Bavaria’s latitude and its location in the foothills of the Alps meant longer, cooler winters and mountains meant plenty of rock caverns that stayed cool all year round, which were perfect for storing and allowing the off-flavors in young beer to “mature out”. This process of storage maturation would come to give the beer its name. Lagern is the German word meaning to store or stock. The climate, especially in the cooler months encouraged the growth of cold-fermenting yeast strains in the beer. These yeast strains worked more slowly, but also produced a cleaner fermentation profile with fewer aroma and flavor compounds and therefore allowing the character and quality of the ingredients to shine through in the final beer. The water in Bavaria also tended to be harder which produced dark malts and prevented the brewers from hopping their beers too aggressively (hard water, especially when rich in carbonates, tends to give hoppy beers a harsh, soapy mouthfeel and palate...nobody wants a pint of dishwater).

The climate, geography, and water of Bavaria all came together, to spawn a clean-tasting, lightly-hopped beer that was easy to drink, refreshing, thirst-quenching and was so agreeable it would happily support long sessions of eating, drinking, and general merry-making. It’s no wonder that lager beers have the global presence that they have and that the lager beer style is as ubiquitous as it is.

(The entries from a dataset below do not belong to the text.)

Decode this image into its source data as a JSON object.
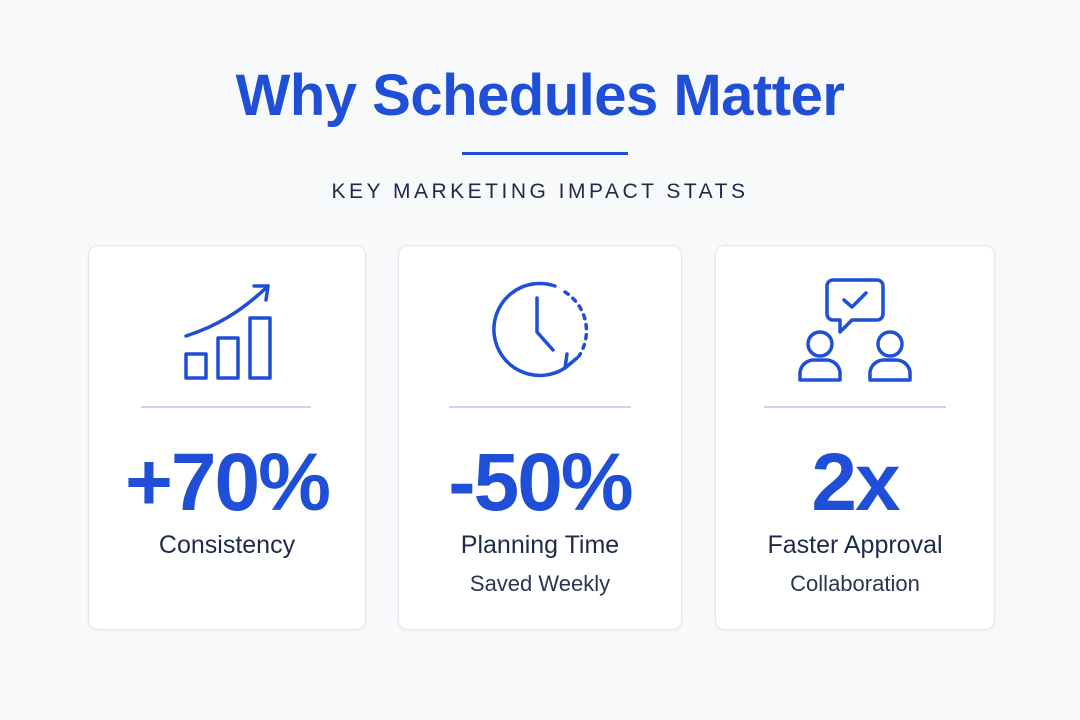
{
  "header": {
    "title": "Why Schedules Matter",
    "subtitle": "KEY MARKETING IMPACT STATS"
  },
  "cards": [
    {
      "stat": "+70%",
      "label": "Consistency"
    },
    {
      "stat": "-50%",
      "label": "Planning Time",
      "sublabel": "Saved Weekly"
    },
    {
      "stat": "2x",
      "label": "Faster Approval",
      "sublabel": "Collaboration"
    }
  ]
}
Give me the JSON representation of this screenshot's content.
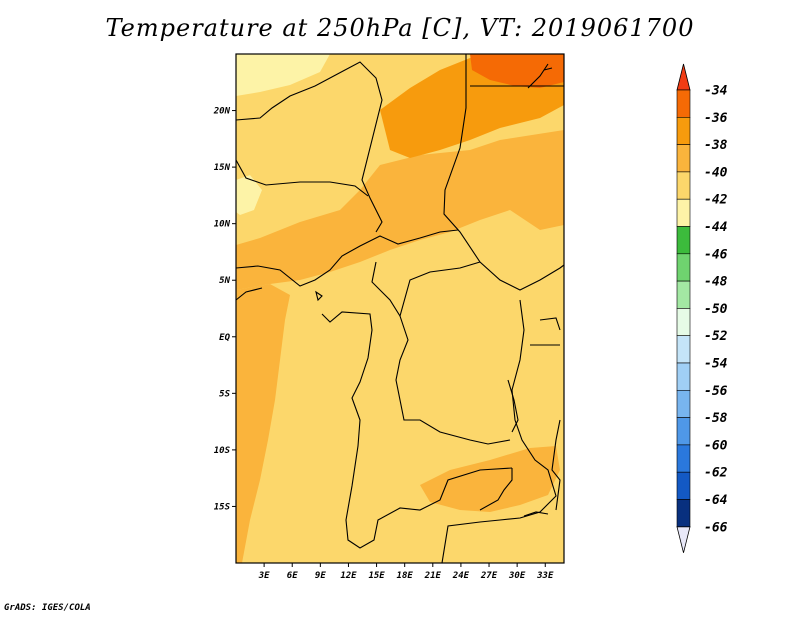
{
  "title": "Temperature at 250hPa [C], VT: 2019061700",
  "credit": "GrADS: IGES/COLA",
  "map": {
    "lat_ticks": [
      "20N",
      "15N",
      "10N",
      "5N",
      "EQ",
      "5S",
      "10S",
      "15S"
    ],
    "lat_values": [
      20,
      15,
      10,
      5,
      0,
      -5,
      -10,
      -15
    ],
    "lon_ticks": [
      "3E",
      "6E",
      "9E",
      "12E",
      "15E",
      "18E",
      "21E",
      "24E",
      "27E",
      "30E",
      "33E"
    ],
    "lon_values": [
      3,
      6,
      9,
      12,
      15,
      18,
      21,
      24,
      27,
      30,
      33
    ],
    "lon_range": [
      0,
      35
    ],
    "lat_range": [
      -20,
      25
    ]
  },
  "colorbar": {
    "labels": [
      "-34",
      "-36",
      "-38",
      "-40",
      "-42",
      "-44",
      "-46",
      "-48",
      "-50",
      "-52",
      "-54",
      "-56",
      "-58",
      "-60",
      "-62",
      "-64",
      "-66"
    ],
    "colors": [
      "#f03c14",
      "#f56a05",
      "#f79b0d",
      "#fab43c",
      "#fcd76b",
      "#fdf3a7",
      "#3cbb3c",
      "#6fd36f",
      "#a3e8a3",
      "#e6fbe6",
      "#c4e4f8",
      "#a0cff5",
      "#78b5ef",
      "#4f98e8",
      "#2a78dd",
      "#1359c4",
      "#08307f",
      "#0a1770"
    ],
    "top_arrow_color": "#f03c14",
    "bottom_arrow_color": "#e8e8f8"
  }
}
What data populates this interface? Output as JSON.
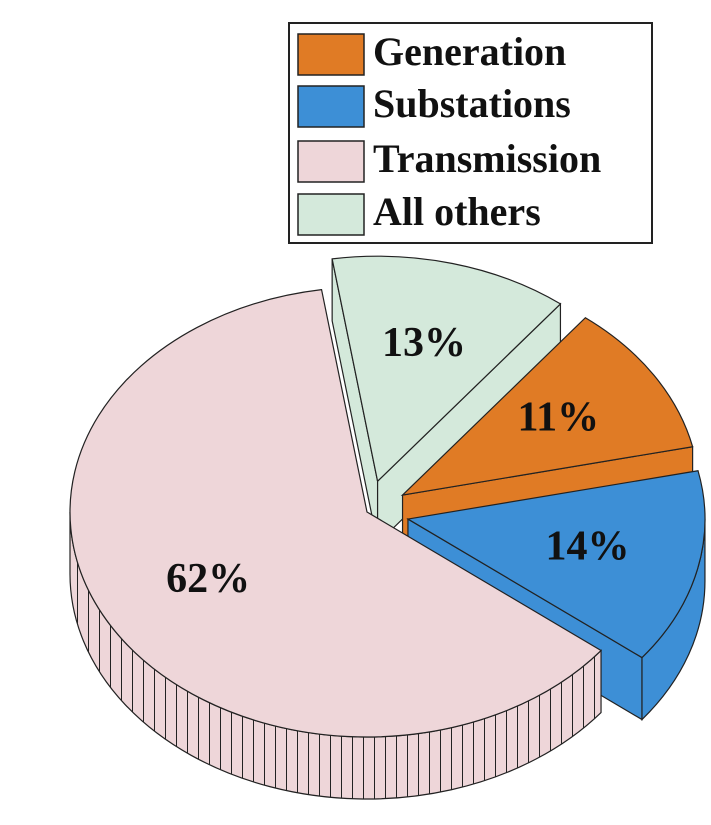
{
  "chart_data": {
    "type": "pie",
    "categories": [
      "Generation",
      "Substations",
      "Transmission",
      "All others"
    ],
    "values": [
      11,
      14,
      62,
      13
    ],
    "value_labels": [
      "11%",
      "14%",
      "62%",
      "13%"
    ],
    "colors": [
      "#e07b25",
      "#3d8fd6",
      "#eed6d9",
      "#d4e9db"
    ],
    "legend": "upper right"
  }
}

There is nothing to hide behind in a lager.

As far as beer nerdery is concerned, lagers have such clean aroma and flavor profiles that failures in production or storage are immediately apparent. As a good friend and fellow beer nerd supreme once said, “There is nothing to hide behind in a lager.” Truer words there never were, my friend. Ale yeasts tend to be hives of industry, working quickly to not only turn sugars into alcohol but produce a whole host of volatile aromatics and flavor compounds which characterize the bouquet that craft beer drinkers find irresistible. This wonderfully complex bouquet also allows some fudging of the bottom line by hiding subtle off-flavors produced by poor brewing technique or careless storage. So, for a beer nerd, a clean homebrewed lager is clear evidence of mastery over time and space, that the brewer is a nothing less than a gnarly, OG pre-Republic Jedi whose art is so pure that limitations of equipment, temperature control, and space have in no way presented any kind of obstacle to producing this most honest, flavorful, and companionable of beers. Finally, there is the issue of cost. While ale yeasts don’t need much tending to do their thing, lager yeasts tend to need more coddling in terms of conditions under which they work. The Geek thinks of them as curmudgeonly master craftsmen who produce one product superbly, but who must be provided optimal working conditions, tools, and raw materials, and whose work must never ever ever be rushed. The process of producing a wort (raw material for yeasts to ferment) that showcases the quality of the grain and the mastery of the lager brewer is also a costly exercise.



Remember that true beer nerds don't knock lagers.

A well-made clean refreshing lager is, therefore, a beautiful thing, especially when one considers the level of quality assurance that goes into guaranteeing consistency and meeting consumer expectations. There is something beautiful in being able to reproduce this consistency batch after batch, millions of hectoliters year after year!